The 18th Judicial District Attorney will at some point decide whether the officers involved will face any criminal charges.

ENGLEWOOD, Colo. — There are still few details being released about a shooting involving Englewood police officers on Sunday night. One of the most critical unanswered questions: did police kill a man who wasn't shooting at them?

A 29-year-old man was arrested, but his 22-year-old brother was shot and killed. The district attorney's office will at some point decide whether the officers involved will face any criminal charges. 

The Englewood Police Department is still not answering critical questions about the shooting at a home on Grove Street. It may be weeks to months before the public gets answers.

"Law enforcement agencies by law now are required to put out a brief statement, and that is what they are. It's a brief statement that gives very little facts," said Dan May, the former district attorney in the 4th Judicial District, which covers El Paso and Teller Counties.

May knows how these investigations work. As the district attorney in Colorado Springs, he reviewed many shootings involving police officers. 

Now, the DA in Arapahoe County will have to decide if the Englewood officers involved in Sunday's shooting will face charges. 

Police arrested 29-year-old Phillip Blankenship after, they say, he shot at them, so they fired back. 

Blankenship's 22-year-old brother, Matthew Neal Mitchell, died. The department won't say if officers killed him.

RELATED: Affidavit: Suspect's brother fatally shot in home after Englewood officers return fire

Blankenship reported Michell didn't fire a weapon, and that he himself was the only one who fired shots from inside the home, according to the affidavit.

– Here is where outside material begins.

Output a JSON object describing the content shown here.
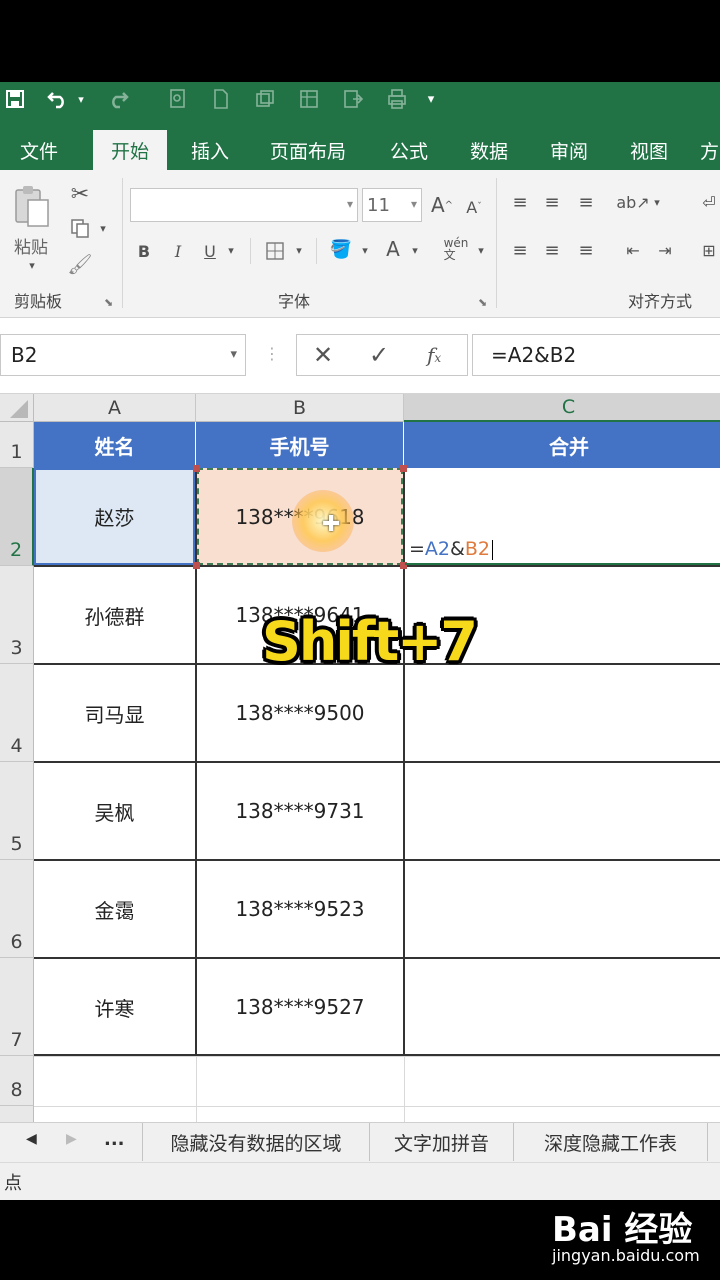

The incident began when Blankenship's mom called police around 7:30 p.m. Sunday, saying that he was intoxicated and causing a disturbance. She further said that Blankenship was suicidal and had fired a gun inside the home, according to the document.

When Englewood Police officers arrived, they commanded Blankenship to exit the house. They heard a man say "give me a minute" and then heard the man say he was "almost ready" to come out, the affidavit says.

After that, however, Blankenship fired a single shot through the front window from inside the home toward a vehicle, the document says.

An officer who took cover behind the vehicle wasn't hurt, but the bullet did hit the vehicle's windshield, the affidavit says.

A second officer on the north side of the house across the street began "taking rounds which were coming from inside the house," according to the document. That officer's vehicle was struck, but the officer wasn't hit.

Englewood officers returned fire, and Blankenship came out of the home and was arrested, the affidavit says.

Mitchell was inside the home and suffered a fatal gunshot wound, the affidavit says.

"What is unique here is the person who may have been shot may not have been the perpetrator, and that person does have rights different than the perpetrator," May said.

RELATED: Man killed in shootout between Englewood Police and suspect identified

A group of law enforcement agencies is looking at video and interviewing witnesses to help the DA decide whether the officers will face charges. May said one important question they'll try to answer is whether officers knew other people were inside the house.

"Should they have known a third party was there? Were they acting recklessly?" May said. 

He said officers can defend themselves if they reasonably believe they're in danger, but the law doesn't protect someone from being charged for killing an innocent person.

"They can fire back, but they have to do it in a way -- if they know there is a third party there -- they are not purposefully endangering their lives or criminally negligently endangering their lives," he said. 

Once the agencies wrap up their investigation, they will hand over everything to the DA. 

May said the reason police haven't said who killed the man may be because it requires ballistics testing. They will have to find the bullet and compare it to the guns used at the scene, which could take some time.